5 DESIGNING ACTOR BASED SYSTEMS
Hewitt defined a design process for his actor languages:
- Decide what the actors are
- Determine their message protocols
- Define their behavior
In Actra, we add structure by providing a taxonomy for Actors and
introducing OO inheritance. Working Groups of collaborating Actors
are defined with only a few Actors in each Working Group. Actors know
about Superiors, Subordinates, and Colleagues (who share a common supervisor).
To help with modeling and mapping concurrency, semantics for message
passing are similar for actors and objects. Consequently decisions
made about concurrent behavior are easily changed. There are uniform
semantics for local and remote Actors, so Processor/Actor assignment
becomes a runtime optimization. Our rule of thumb is, when in doubt,
assume a component is an actor. It will usually become obvious when
the assumption is wrong.
Actra has well-defined life cycle policies including initialization
(e.g. order of object creation) and finalization (e.g. handling child
Actors). There is a standard activation sequence and configurable serialization.

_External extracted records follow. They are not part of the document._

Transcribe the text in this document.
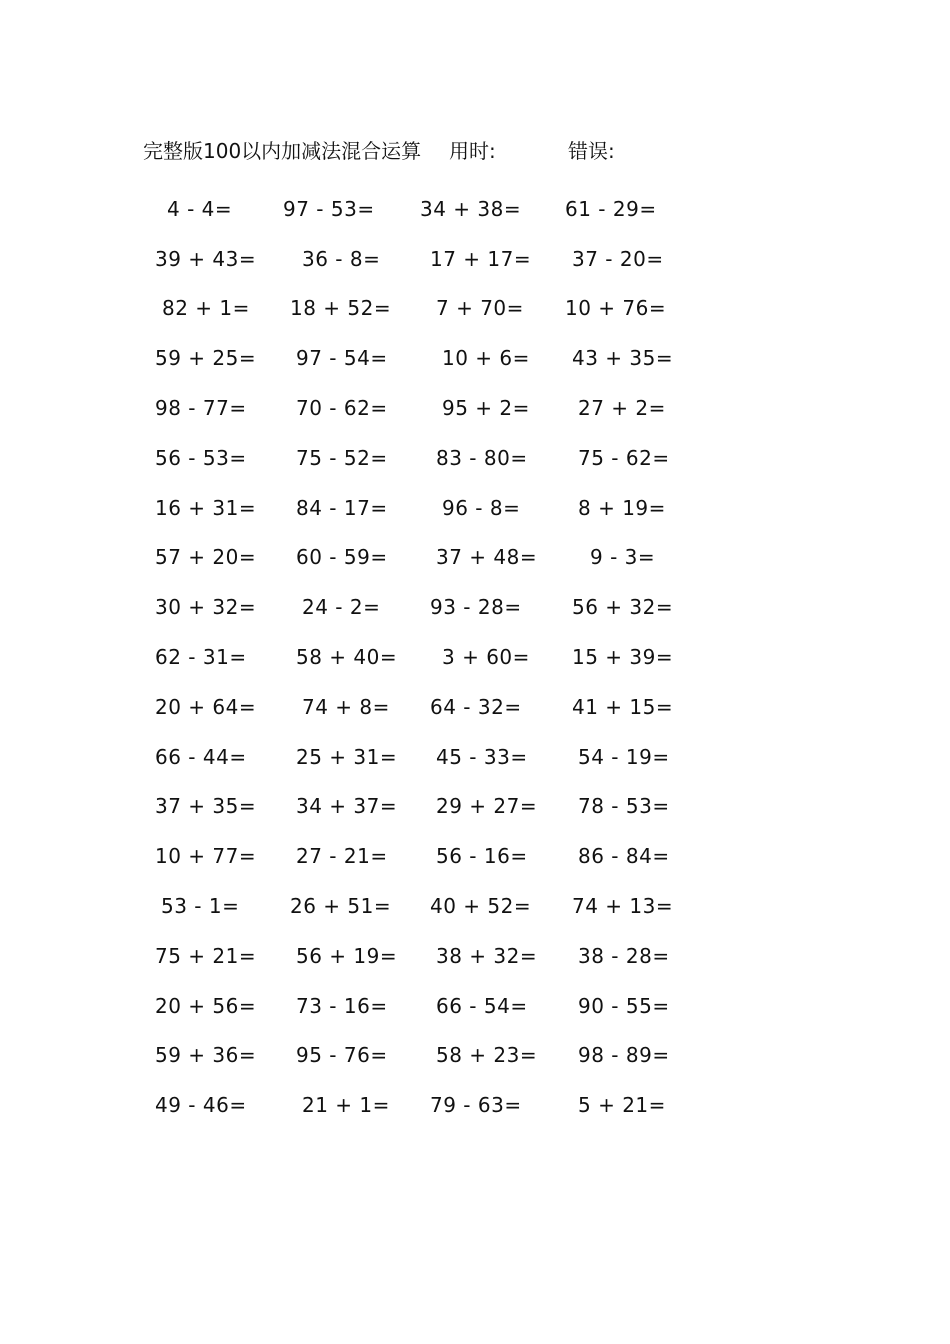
完整版100以内加减法混合运算 用时:	错误:
4 - 4=	97 - 53=	34 + 38=	61 - 29=
39 + 43=	36 - 8=	17 + 17=	37 - 20=
82 + 1=	18 + 52=	7 + 70=	10 + 76=
59 + 25=	97 - 54=	10 + 6=	43 + 35=
98 - 77=	70 - 62=	95 + 2=	27 + 2=
56 - 53=	75 - 52=	83 - 80=	75 - 62=
16 + 31=	84 - 17=	96 - 8=	8 + 19=
57 + 20=	60 - 59=	37 + 48=	9 - 3=
30 + 32=	24 - 2=	93 - 28=	56 + 32=
62 - 31=	58 + 40=	3 + 60=	15 + 39=
20 + 64=	74 + 8=	64 - 32=	41 + 15=
66 - 44=	25 + 31=	45 - 33=	54 - 19=
37 + 35=	34 + 37=	29 + 27=	78 - 53=
10 + 77=	27 - 21=	56 - 16=	86 - 84=
53 - 1=	26 + 51=	40 + 52=	74 + 13=
75 + 21=	56 + 19=	38 + 32=	38 - 28=
20 + 56=	73 - 16=	66 - 54=	90 - 55=
59 + 36=	95 - 76=	58 + 23=	98 - 89=
49 - 46=	21 + 1=	79 - 63=	5 + 21=
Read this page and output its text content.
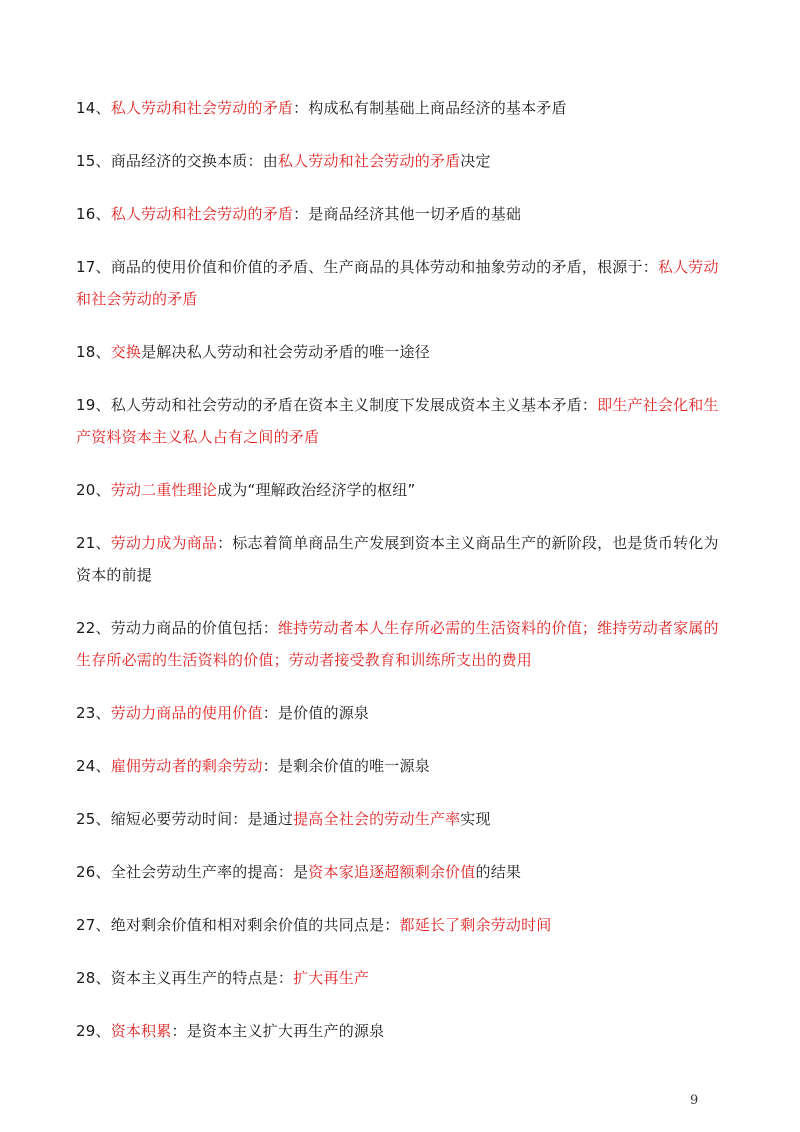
14、私人劳动和社会劳动的矛盾：构成私有制基础上商品经济的基本矛盾
15、商品经济的交换本质：由私人劳动和社会劳动的矛盾决定
16、私人劳动和社会劳动的矛盾：是商品经济其他一切矛盾的基础
17、商品的使用价值和价值的矛盾、生产商品的具体劳动和抽象劳动的矛盾，根源于：私人劳动和社会劳动的矛盾
18、交换是解决私人劳动和社会劳动矛盾的唯一途径
19、私人劳动和社会劳动的矛盾在资本主义制度下发展成资本主义基本矛盾：即生产社会化和生产资料资本主义私人占有之间的矛盾
20、劳动二重性理论成为“理解政治经济学的枢纽”
21、劳动力成为商品：标志着简单商品生产发展到资本主义商品生产的新阶段，也是货币转化为资本的前提
22、劳动力商品的价值包括：维持劳动者本人生存所必需的生活资料的价值；维持劳动者家属的生存所必需的生活资料的价值；劳动者接受教育和训练所支出的费用
23、劳动力商品的使用价值：是价值的源泉
24、雇佣劳动者的剩余劳动：是剩余价值的唯一源泉
25、缩短必要劳动时间：是通过提高全社会的劳动生产率实现
26、全社会劳动生产率的提高：是资本家追逐超额剩余价值的结果
27、绝对剩余价值和相对剩余价值的共同点是：都延长了剩余劳动时间
28、资本主义再生产的特点是：扩大再生产
29、资本积累：是资本主义扩大再生产的源泉
9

Policies can be refined in subclasses. Delegation is used to share
responsibility, to task subordinates and to refer to supervisor.
6 ACTOR TAXONOMY
First class active objects are components that encapsulate a set of
state and behavior together with a thread of control. Simple inheritance
was used because it is an easy model to understand and use. Mixins
and multiple inheritance, etc. are more powerful but add complexity
(always choose the simplest powerful solution).
Generic Actors include:
From Anthropomorphic Programming - Clients, Servers, Agents, Managers,
Secretaries, Couriers, Workers, Notifiers ...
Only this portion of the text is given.